How’s this for beer business water cooler talk…
“Sapporo U.S.A., maker of the number one selling Asian beer brand in the United States, and Stone Brewing, one of America’s largest and most innovative craft beer brands, have reached an agreement for Sapporo U.S.A. to acquire Stone Brewing. Supporting both business’ long-term growth strategies in the U.S. market, the transaction is expected to close in August 2022. “
Could this work? Sapporo already controls Anchor and aside from can label designs that are a little plain, seem to be in the same craft brewing pecking order as they were before. But though Stone has slipped into seltzers and brand extending Buenaveza lagers, it is still primarily a hop house something Sapporo is decidedly not.
Sapporo does seem to have a California heritage brewery soft spot. Stone is a world brand despite the pullback from Berlin and having both a West Coast and East Coast brewing operation has benefits. Though if I signed on to brew at Stone and I was suddenly making Sapporo for a living, it might be stunting creatively.

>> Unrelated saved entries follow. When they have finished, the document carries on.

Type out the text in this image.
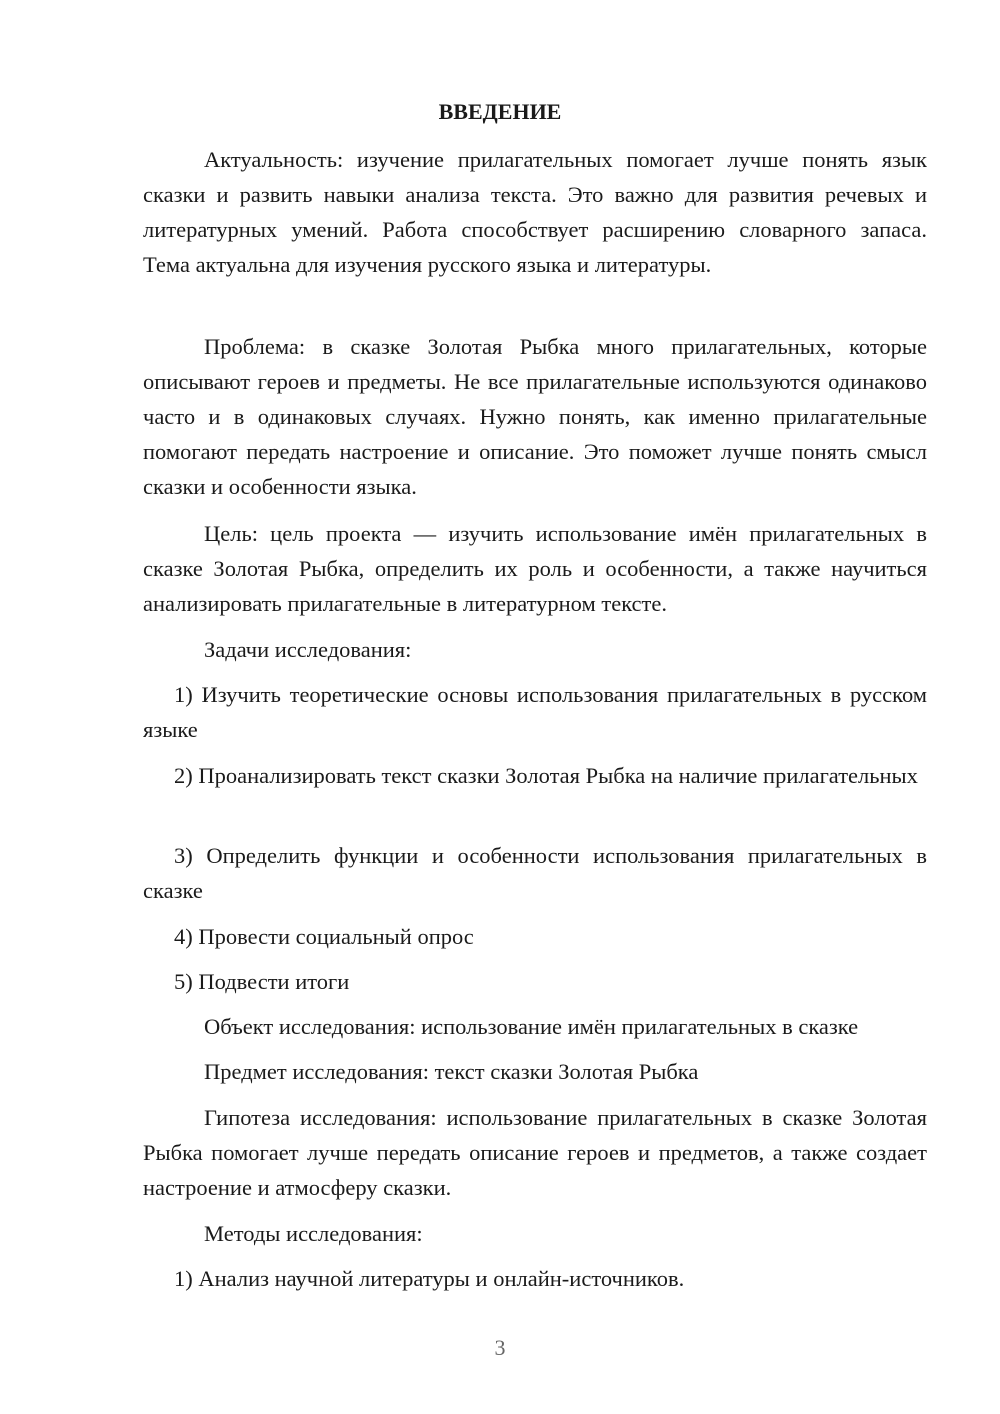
ВВЕДЕНИЕ

Актуальность: изучение прилагательных помогает лучше понять язык сказки и развить навыки анализа текста. Это важно для развития речевых и литературных умений. Работа способствует расширению словарного запаса. Тема актуальна для изучения русского языка и литературы.

Проблема: в сказке Золотая Рыбка много прилагательных, которые описывают героев и предметы. Не все прилагательные используются одинаково часто и в одинаковых случаях. Нужно понять, как именно прилагательные помогают передать настроение и описание. Это поможет лучше понять смысл сказки и особенности языка.

Цель: цель проекта — изучить использование имён прилагательных в сказке Золотая Рыбка, определить их роль и особенности, а также научиться анализировать прилагательные в литературном тексте.

Задачи исследования:

1) Изучить теоретические основы использования прилагательных в русском языке

2) Проанализировать текст сказки Золотая Рыбка на наличие прилагательных

3) Определить функции и особенности использования прилагательных в сказке

4) Провести социальный опрос

5) Подвести итоги

Объект исследования: использование имён прилагательных в сказке

Предмет исследования: текст сказки Золотая Рыбка

Гипотеза исследования: использование прилагательных в сказке Золотая Рыбка помогает лучше передать описание героев и предметов, а также создает настроение и атмосферу сказки.

Методы исследования:

1) Анализ научной литературы и онлайн-источников.

3
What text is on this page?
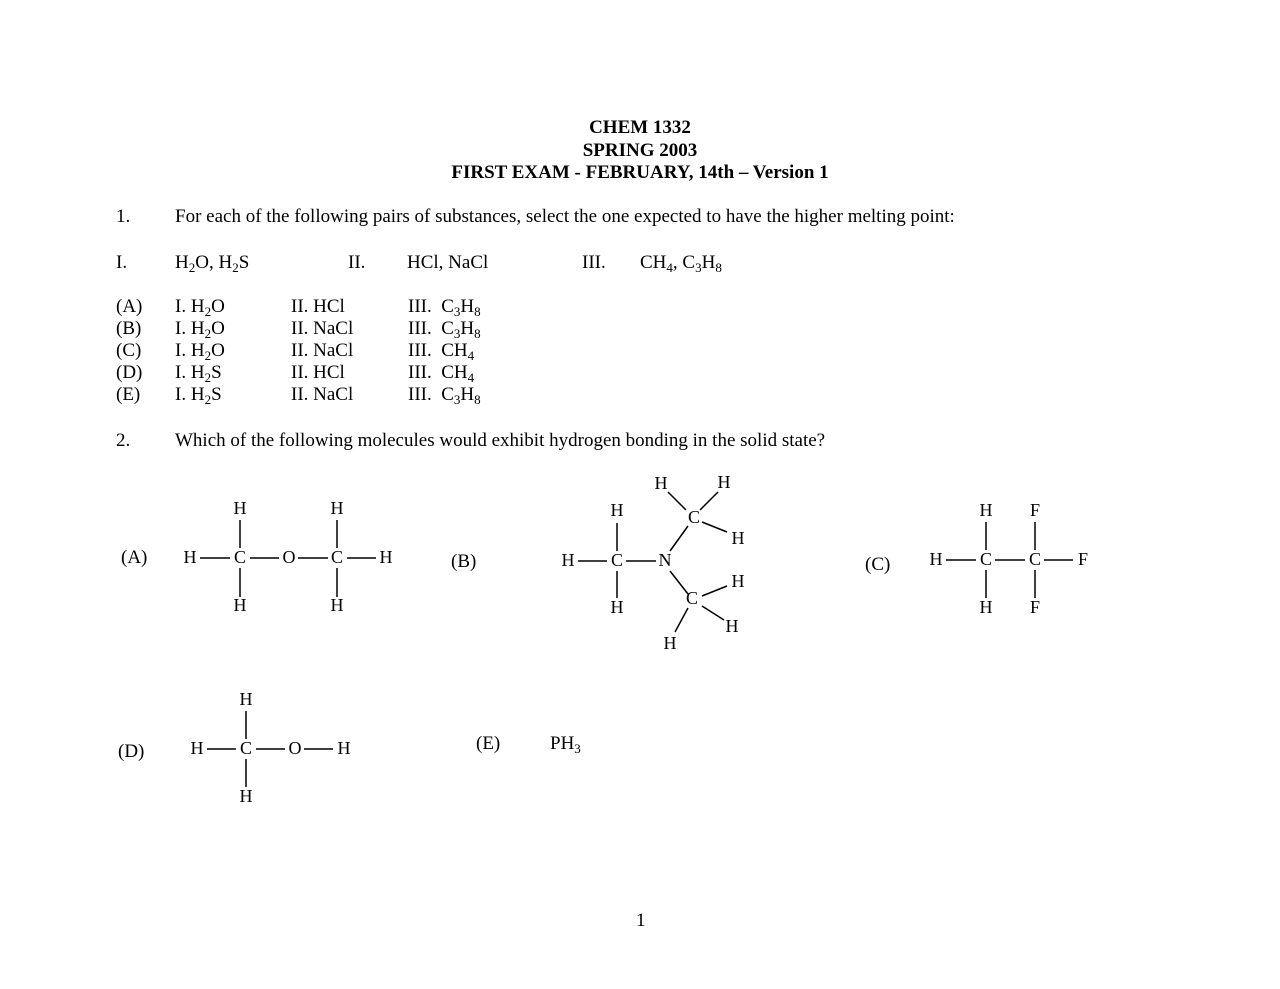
CHEM 1332
SPRING 2003
FIRST EXAM - FEBRUARY, 14th – Version 1
1. For each of the following pairs of substances, select the one expected to have the higher melting point:
I.	$H_2O$, $H_2S$	II. HCl, NaCl	III. $CH_4$, $C_3H_8$
(A) I. $H_2O$	II. HCl	III.  $C_3H_8$
(B) I. $H_2O$	II. NaCl	III.  $C_3H_8$
(C) I. $H_2O$	II. NaCl	III.  $CH_4$
(D) I. $H_2S$	II. HCl	III.  $CH_4$
(E) I. $H_2S$	II. NaCl	III.  $C_3H_8$
2. Which of the following molecules would exhibit hydrogen bonding in the solid state?
(A)	(B)	(C)
(D)	(E)	$PH_3$
H C O C H
H
H
H
H
H C N
H
H
C
H	H
H
C
H
H
H
H C C F
H
H
F
F
H C O H
H
H
1
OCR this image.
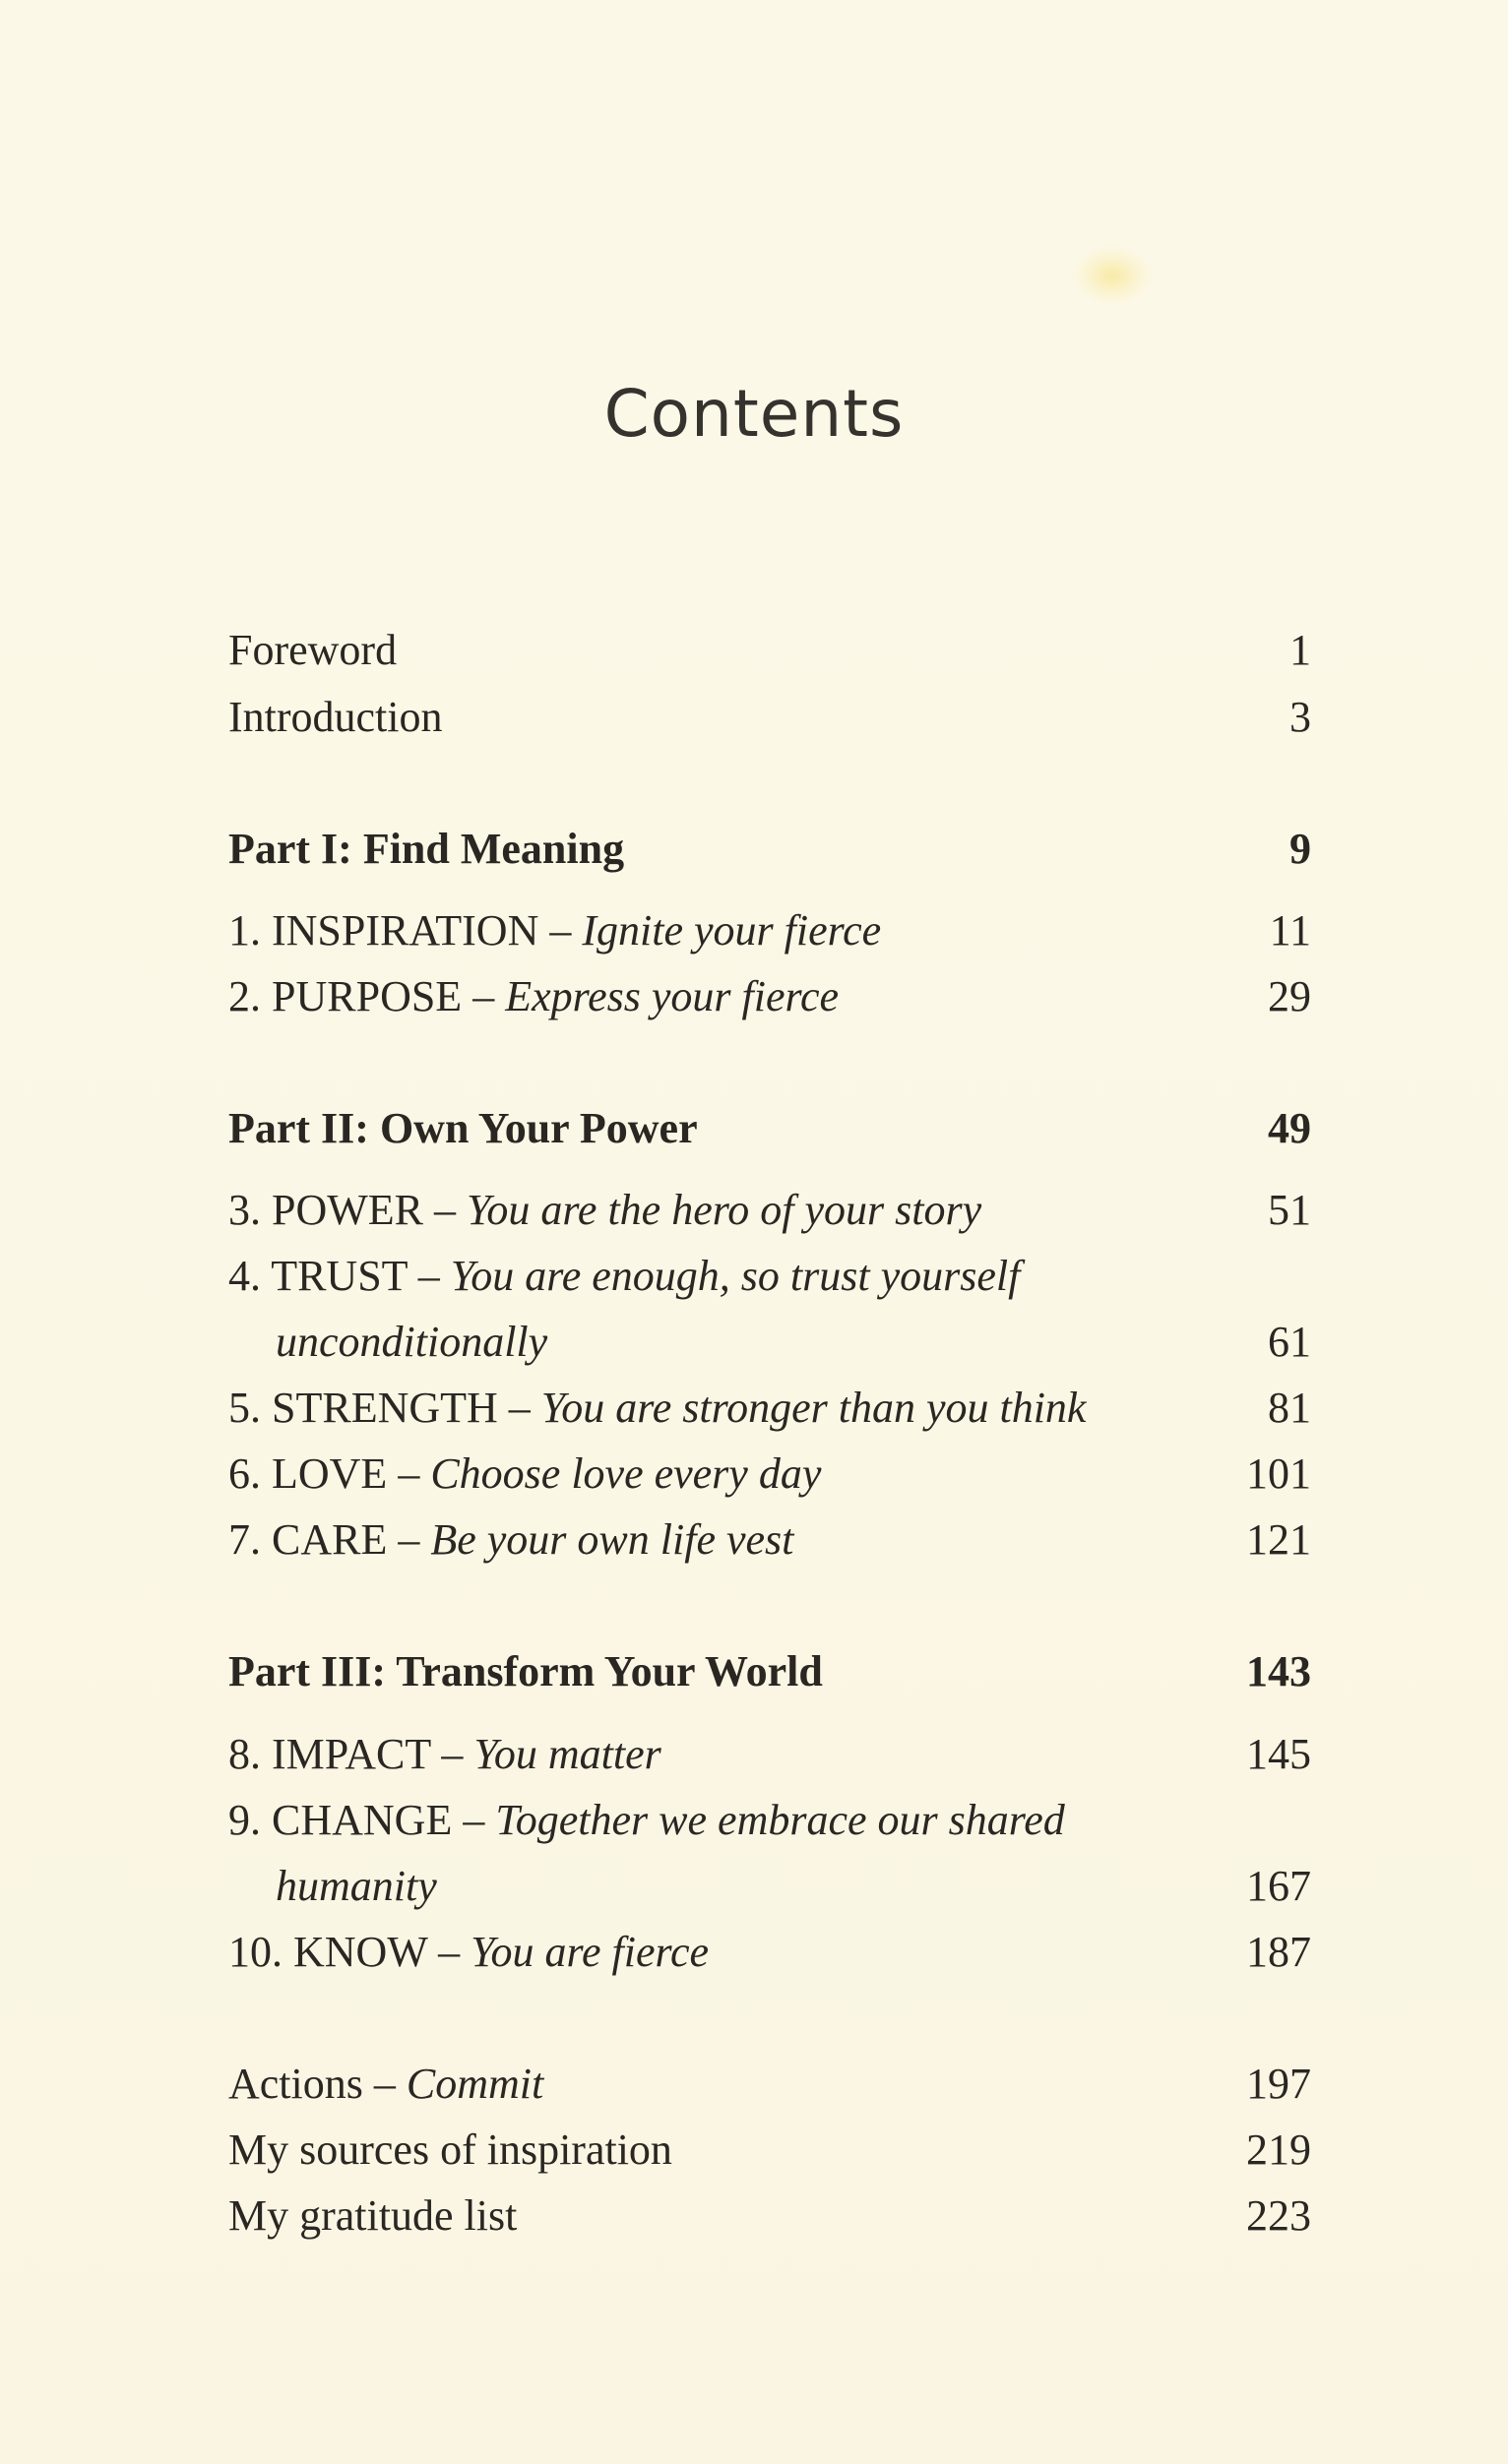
Contents
Foreword	1
Introduction	3
Part I: Find Meaning	9
1. INSPIRATION – Ignite your fierce	11
2. PURPOSE – Express your fierce	29
Part II: Own Your Power	49
3. POWER – You are the hero of your story	51
4. TRUST – You are enough, so trust yourself
unconditionally	61
5. STRENGTH – You are stronger than you think	81
6. LOVE – Choose love every day	101
7. CARE – Be your own life vest	121
Part III: Transform Your World	143
8. IMPACT – You matter	145
9. CHANGE – Together we embrace our shared
humanity	167
10. KNOW – You are fierce	187
Actions – Commit	197
My sources of inspiration	219
My gratitude list	223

For some, the past bold statements from Greg Koch and initiatives to keep craft independent will be “flip flop” fodder for semi-humorous tweets but to me…
The big question that I fall back to is that despite the relative security of a stable parent company, what happens if Stone doesn’t generate money at the clip required. What happens then? Or what if Sapporo decides five years down the road that they want out of a hyper competitive California and U.S. beer market?
As with Anchor Brewing, only time will tell if the two can work together. Maybe Sapporo, Stone and Anchor can do a Hoppy Holiday lager for Christmas.